L'infirmière Johanne Feron carbure à l'adrénaline et adore les environnements de travail atypiques. Après 20 ans aux urgences de l'hôpital du Sacré-Coeur de Montréal et plusieurs missions humanitaires partout dans le monde, elle travaille pour le projet minier de Stornoway Diamonds, à 350 km au nord de Chibougamau.

Employée par des entreprises minières au Nunavik et au Nunavut depuis 2012, la professionnelle de 52 ans aime cette pratique peu commune des soins infirmiers. « J'ai une autonomie de travail incroyable, dit-elle. Je traite de tout, de la douleur aux oreilles jusqu'aux infarctus. La pratique est passionnante et j'ai toujours aimé les horaires non conventionnels. »

Elle travaille 14 jours de suite dans le Nord, avant d'être en congé 12 jours. Lorsqu'elle se trouve sur le site de Stornoway Diamonds, elle commence à 6 h et termine à 18 h, en demeurant de garde en soirée et durant la nuit. Elle partage ses tâches avec un collègue masculin. « On est toujours un infirmier et une infirmière, car certaines personnes sont plus à l'aise avec l'un ou l'autre, selon leur condition médicale. »

Les professionnels de la santé soignent les travailleurs pour les rhumes, les grippes, les douleurs abdominales, les ongles incarnés et plusieurs autres problèmes de médecine générale. En tout temps, ils peuvent joindre un médecin par téléphone ou par courriel. 

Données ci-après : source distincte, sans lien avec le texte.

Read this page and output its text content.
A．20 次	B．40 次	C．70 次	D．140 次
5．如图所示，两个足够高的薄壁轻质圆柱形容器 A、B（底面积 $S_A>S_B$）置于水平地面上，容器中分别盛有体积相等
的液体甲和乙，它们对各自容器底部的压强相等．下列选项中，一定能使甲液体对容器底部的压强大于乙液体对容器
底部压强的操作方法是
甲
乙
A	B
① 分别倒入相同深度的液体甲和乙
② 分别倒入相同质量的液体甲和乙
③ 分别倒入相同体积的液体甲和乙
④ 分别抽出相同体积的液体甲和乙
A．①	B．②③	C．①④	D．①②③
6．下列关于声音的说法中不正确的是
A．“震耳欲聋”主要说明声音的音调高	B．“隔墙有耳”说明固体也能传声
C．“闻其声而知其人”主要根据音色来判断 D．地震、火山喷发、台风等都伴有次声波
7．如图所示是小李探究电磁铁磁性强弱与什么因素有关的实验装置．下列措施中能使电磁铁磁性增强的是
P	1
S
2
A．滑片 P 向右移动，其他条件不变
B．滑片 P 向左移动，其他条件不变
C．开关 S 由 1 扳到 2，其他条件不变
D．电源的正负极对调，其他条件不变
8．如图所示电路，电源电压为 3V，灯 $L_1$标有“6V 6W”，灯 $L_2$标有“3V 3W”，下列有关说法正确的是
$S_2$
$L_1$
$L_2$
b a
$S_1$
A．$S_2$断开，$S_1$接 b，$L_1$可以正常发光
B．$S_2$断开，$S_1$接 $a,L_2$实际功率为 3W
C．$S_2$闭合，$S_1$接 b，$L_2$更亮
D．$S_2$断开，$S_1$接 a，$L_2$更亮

« Notre objectif est de garder les travailleurs en santé au site minier. Si on ne peut pas les soigner sur place, mais que ce n'est pas urgent, on les envoie vers l'hôpital le plus proche sur un vol régulier. Si c'est urgent, on fait venir une équipe médicale par avion-ambulance. »

Johanne Feron se souvient très bien d'un accident survenu au Nunavut, lorsqu'un travailleur a reçu une poutre d'acier de 600 lb sur lui. « Un collège a été témoin de l'accident. Grâce à l'adrénaline, il a levé la poutre à bout de bras pour le dégager. L'équipe de sauveteurs-mineurs l'a secouru en prenant soin de lui. »

Puisque la clinique ne possède pas les équipements pour faire des rayons X ou des prises de sang, les infirmiers ont dû se fier à l'examen clinique et à un questionnaire précis. « À la première évaluation, on suspectait des fractures du bassin et du fémur droit. On a attaché son bassin et demandé un transport d'urgence. » Six semaines plus tard, le blessé est retourné la voir. « Il voulait me remercier. On pleurait tous les deux. »

UN MILIEU MASCULIN

Évoluant dans un milieu majoritairement masculin, l'infirmière sait comment interagir avec les centaines de travailleurs qu'elle côtoie et avec qui elle cohabite. « Je m'habille sobrement, sans décolleté ni talons hauts. J'essaie de me fondre dans la masse. En tant qu'infirmière, j'ai des responsabilités. Je suis là pour travailler. Je ne veux pas que les choses se mélangent. Je dois tracer des lignes très droites. »

Elle envisage de prendre sa retraite de son boulot à temps plein au début de la soixantaine, mais elle compte bien poursuivre les missions humanitaires par la suite. Depuis 2010, elle a accompagné Médecins du monde (Canada et France) pour de longues missions en Haïti après le tremblement de terre, en Côte d'Ivoire durant la guerre civile et la crise de l'Ebola, ainsi qu'en Turquie, pour soigner les blessés provenant de Syrie.